ARTEMIO V. PANGANIBAN
Chief Justice
[1] “Helen Varayuga” in some parts of the records.
[2] In the motion for extension of time to file petition for review, Cecilia Buhay and Jhuliet Cenidoza were also named as petitioners but they were excluded in the petition for review.
[3] Penned by Associate Justice Oswaldo Agcaoili and concurred in by Associate Justices Wenceslao I. Agnir, Jr. (now retired) and Jose L. Sabio, Jr. of the Special Former Fifth Division of the Court of Appeals; rollo, pp. 53-64.
[4] Rollo, pp. 48-49.
[5] Penned by Labor Arbiter Pedro C. Ramos dated March 31, 1995; rollo, pp. 67-81.
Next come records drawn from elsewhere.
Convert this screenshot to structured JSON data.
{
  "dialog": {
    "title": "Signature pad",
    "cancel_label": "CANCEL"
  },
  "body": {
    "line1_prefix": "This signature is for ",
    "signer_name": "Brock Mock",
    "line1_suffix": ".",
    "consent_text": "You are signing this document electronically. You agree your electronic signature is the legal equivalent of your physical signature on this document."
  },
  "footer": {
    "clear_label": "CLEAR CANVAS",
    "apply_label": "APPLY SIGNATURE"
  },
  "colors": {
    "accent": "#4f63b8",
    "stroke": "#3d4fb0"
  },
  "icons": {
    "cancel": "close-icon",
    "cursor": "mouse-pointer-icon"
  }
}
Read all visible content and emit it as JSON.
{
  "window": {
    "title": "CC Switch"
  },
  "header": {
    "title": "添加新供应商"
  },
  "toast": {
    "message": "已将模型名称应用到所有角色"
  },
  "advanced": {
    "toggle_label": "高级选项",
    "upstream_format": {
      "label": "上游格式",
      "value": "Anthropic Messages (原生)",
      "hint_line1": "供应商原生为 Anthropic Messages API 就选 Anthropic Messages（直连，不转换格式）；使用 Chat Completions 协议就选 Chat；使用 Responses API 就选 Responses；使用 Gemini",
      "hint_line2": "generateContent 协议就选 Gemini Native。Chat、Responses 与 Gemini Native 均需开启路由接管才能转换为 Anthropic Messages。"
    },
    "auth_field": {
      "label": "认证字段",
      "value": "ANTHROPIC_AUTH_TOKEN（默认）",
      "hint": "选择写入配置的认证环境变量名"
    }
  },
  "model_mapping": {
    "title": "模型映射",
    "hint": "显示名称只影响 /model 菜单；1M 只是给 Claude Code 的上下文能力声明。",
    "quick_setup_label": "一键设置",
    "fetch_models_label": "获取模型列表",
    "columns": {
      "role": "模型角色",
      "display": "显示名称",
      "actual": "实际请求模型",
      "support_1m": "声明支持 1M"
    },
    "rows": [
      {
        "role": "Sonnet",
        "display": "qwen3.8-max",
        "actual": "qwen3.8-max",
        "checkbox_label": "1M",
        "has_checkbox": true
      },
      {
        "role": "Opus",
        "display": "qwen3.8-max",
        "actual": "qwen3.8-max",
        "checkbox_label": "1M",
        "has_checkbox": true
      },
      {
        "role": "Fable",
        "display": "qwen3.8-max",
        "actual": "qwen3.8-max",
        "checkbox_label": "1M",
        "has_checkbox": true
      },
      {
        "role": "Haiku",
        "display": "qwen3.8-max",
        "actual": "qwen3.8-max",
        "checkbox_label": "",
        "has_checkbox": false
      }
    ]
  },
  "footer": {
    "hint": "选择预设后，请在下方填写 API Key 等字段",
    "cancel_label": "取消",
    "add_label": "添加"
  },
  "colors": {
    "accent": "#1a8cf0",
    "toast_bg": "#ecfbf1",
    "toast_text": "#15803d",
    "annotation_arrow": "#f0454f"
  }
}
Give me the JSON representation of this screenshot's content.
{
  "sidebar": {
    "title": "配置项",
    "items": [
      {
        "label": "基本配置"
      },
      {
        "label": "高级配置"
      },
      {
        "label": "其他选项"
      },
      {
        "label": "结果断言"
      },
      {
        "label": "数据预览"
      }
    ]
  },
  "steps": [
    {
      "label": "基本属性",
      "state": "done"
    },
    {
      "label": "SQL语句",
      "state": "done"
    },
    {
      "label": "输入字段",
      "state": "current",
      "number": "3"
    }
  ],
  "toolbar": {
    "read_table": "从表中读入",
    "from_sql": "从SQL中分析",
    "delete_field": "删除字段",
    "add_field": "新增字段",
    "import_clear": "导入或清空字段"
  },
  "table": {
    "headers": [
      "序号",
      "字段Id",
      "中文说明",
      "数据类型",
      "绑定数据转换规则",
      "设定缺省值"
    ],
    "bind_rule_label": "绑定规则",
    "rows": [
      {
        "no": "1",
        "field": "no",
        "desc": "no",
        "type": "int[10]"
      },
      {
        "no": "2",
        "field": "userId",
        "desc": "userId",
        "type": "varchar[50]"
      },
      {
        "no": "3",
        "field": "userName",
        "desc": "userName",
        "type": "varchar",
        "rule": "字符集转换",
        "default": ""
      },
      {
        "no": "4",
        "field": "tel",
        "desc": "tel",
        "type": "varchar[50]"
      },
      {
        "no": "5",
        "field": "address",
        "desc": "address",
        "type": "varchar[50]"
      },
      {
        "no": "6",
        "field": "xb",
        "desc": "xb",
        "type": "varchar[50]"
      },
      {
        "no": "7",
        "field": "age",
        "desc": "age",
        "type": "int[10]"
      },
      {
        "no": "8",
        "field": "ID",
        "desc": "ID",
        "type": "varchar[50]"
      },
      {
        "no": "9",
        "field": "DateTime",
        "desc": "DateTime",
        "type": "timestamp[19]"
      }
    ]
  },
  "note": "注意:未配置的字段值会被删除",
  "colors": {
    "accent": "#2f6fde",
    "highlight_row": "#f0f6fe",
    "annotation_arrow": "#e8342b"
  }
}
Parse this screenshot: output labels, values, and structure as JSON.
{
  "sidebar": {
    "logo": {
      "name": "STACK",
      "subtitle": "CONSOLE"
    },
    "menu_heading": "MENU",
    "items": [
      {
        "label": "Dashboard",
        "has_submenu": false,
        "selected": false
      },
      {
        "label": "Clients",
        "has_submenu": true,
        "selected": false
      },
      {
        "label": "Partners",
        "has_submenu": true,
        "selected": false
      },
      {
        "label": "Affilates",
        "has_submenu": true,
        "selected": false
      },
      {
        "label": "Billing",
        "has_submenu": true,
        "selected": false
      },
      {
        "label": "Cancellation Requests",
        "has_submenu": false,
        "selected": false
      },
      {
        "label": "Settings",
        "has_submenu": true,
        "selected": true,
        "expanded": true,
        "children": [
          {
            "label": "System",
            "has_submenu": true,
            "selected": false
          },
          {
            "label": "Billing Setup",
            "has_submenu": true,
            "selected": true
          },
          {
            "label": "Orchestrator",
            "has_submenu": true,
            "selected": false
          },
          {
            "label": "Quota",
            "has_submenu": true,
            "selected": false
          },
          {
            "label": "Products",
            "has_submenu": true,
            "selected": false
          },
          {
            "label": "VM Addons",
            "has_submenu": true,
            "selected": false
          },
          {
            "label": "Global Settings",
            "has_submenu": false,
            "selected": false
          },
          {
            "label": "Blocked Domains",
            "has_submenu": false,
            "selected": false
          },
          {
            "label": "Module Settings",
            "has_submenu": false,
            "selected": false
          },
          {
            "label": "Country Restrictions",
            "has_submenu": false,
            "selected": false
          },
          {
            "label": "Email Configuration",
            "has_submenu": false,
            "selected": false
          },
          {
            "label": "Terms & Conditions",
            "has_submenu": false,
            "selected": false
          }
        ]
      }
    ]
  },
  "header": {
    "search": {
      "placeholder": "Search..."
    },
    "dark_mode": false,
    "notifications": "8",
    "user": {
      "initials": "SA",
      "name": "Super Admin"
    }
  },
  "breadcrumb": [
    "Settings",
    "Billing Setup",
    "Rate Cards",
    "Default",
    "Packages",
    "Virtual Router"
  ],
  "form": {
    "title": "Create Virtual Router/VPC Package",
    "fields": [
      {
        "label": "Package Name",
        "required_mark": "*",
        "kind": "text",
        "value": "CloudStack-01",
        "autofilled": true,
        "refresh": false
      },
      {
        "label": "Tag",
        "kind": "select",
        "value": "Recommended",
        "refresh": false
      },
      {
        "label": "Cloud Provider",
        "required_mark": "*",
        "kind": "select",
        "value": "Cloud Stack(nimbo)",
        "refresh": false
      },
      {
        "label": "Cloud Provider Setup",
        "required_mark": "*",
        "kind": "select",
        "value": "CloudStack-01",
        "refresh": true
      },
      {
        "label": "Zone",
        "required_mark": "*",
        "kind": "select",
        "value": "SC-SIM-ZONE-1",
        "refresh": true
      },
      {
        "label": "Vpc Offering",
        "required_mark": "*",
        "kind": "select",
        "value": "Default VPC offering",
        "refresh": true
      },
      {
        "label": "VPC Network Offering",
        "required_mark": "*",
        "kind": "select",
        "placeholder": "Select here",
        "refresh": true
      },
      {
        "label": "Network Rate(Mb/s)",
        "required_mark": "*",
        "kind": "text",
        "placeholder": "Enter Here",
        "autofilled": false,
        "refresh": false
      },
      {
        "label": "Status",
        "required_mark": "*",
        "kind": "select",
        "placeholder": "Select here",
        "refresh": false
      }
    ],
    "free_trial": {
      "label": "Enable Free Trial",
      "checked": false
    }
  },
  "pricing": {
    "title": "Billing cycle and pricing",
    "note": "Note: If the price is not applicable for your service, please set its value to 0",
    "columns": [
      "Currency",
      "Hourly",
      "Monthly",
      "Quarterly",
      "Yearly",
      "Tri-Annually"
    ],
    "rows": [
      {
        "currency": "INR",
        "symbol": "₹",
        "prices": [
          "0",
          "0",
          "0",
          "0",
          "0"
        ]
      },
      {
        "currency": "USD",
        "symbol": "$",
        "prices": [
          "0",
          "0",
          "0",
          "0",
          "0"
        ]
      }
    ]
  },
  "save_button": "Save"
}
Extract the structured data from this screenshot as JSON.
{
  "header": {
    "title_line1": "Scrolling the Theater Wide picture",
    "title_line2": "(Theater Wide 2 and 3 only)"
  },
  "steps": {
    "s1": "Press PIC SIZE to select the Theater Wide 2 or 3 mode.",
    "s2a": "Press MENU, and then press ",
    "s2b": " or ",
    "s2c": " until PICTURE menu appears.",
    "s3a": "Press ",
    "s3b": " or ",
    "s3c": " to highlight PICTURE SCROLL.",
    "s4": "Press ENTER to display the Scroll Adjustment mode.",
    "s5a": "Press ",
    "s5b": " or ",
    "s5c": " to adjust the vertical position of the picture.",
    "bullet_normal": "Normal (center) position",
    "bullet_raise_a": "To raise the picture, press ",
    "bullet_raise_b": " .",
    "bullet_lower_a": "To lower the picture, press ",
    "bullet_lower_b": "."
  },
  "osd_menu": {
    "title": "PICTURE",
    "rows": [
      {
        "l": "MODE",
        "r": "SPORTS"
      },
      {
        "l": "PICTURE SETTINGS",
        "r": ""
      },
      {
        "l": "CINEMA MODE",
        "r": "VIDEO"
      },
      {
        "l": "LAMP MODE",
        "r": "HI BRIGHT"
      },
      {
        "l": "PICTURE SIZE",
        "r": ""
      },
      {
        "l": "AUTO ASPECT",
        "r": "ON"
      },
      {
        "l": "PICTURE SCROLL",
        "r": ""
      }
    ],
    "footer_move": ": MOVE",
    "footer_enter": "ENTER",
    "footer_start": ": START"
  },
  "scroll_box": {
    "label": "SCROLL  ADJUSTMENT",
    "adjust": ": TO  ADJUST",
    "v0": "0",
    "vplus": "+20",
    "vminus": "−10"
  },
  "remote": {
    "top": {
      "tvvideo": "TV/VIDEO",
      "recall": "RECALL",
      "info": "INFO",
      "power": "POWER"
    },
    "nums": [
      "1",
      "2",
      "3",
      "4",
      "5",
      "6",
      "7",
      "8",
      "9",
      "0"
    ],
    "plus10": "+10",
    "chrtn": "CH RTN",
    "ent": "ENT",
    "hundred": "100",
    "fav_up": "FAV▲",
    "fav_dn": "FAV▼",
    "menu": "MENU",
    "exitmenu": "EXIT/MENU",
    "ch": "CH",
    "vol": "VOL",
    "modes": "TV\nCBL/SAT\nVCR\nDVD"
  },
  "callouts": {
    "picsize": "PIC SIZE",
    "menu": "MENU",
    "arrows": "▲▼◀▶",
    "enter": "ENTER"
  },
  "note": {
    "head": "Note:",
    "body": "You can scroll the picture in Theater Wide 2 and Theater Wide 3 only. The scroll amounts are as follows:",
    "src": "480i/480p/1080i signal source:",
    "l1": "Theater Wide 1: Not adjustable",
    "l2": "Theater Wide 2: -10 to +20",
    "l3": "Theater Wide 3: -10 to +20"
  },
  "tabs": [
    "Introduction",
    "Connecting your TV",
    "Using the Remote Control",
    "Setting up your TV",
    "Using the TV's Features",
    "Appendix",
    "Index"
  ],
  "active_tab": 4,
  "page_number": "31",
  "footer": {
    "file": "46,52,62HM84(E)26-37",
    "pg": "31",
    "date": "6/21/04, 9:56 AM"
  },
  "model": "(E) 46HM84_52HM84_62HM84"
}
[6] Penned by Commissioner Vicente S.E. Veloso and concurred in by Presiding Commissioner Bartolome S. Carale and Commissioner Alberto R. Quimpo of the First Division, dated August 22, 1997; rollo, pp. 103-112.
[7] Per curiam resolution of the First Division; rollo, pp. 120-125.
[8] Penned by Associate Justice Oswaldo D. Agcaoili (now retired) and concurred in by Associate Justices Angelina Sandoval-Gutierrez (now Associate Justice of the Supreme Court) and Wenceslao I. Agnir, Jr. (now retired) of the Fifth Division of the Court of Appeals, dated September 12, 2000; rollo, pp. 189-201.
[9] The assailed January 31, 2001 resolution.
[10] Dated May 7, 2001; rollo, p. 66.
[11] Pangilinan v. General Milling Corporation, G.R. No. 149329, 12 July 2004, 434 SCRA 159.
[12]
Philippine National Oil
Company Energy Development Corporation v. National Labor Relations
Commission, G.R. No. 97747, 31 March 1993, 220 SCRA 695.
[13] The duration of the contracts ranges from 3 ˝ months to 6 months.
[14] Supra at note 9.
[15] St. Theresa’s School of Novaliches Foundation v. NLRC, 351 Phil. 1038 (1998).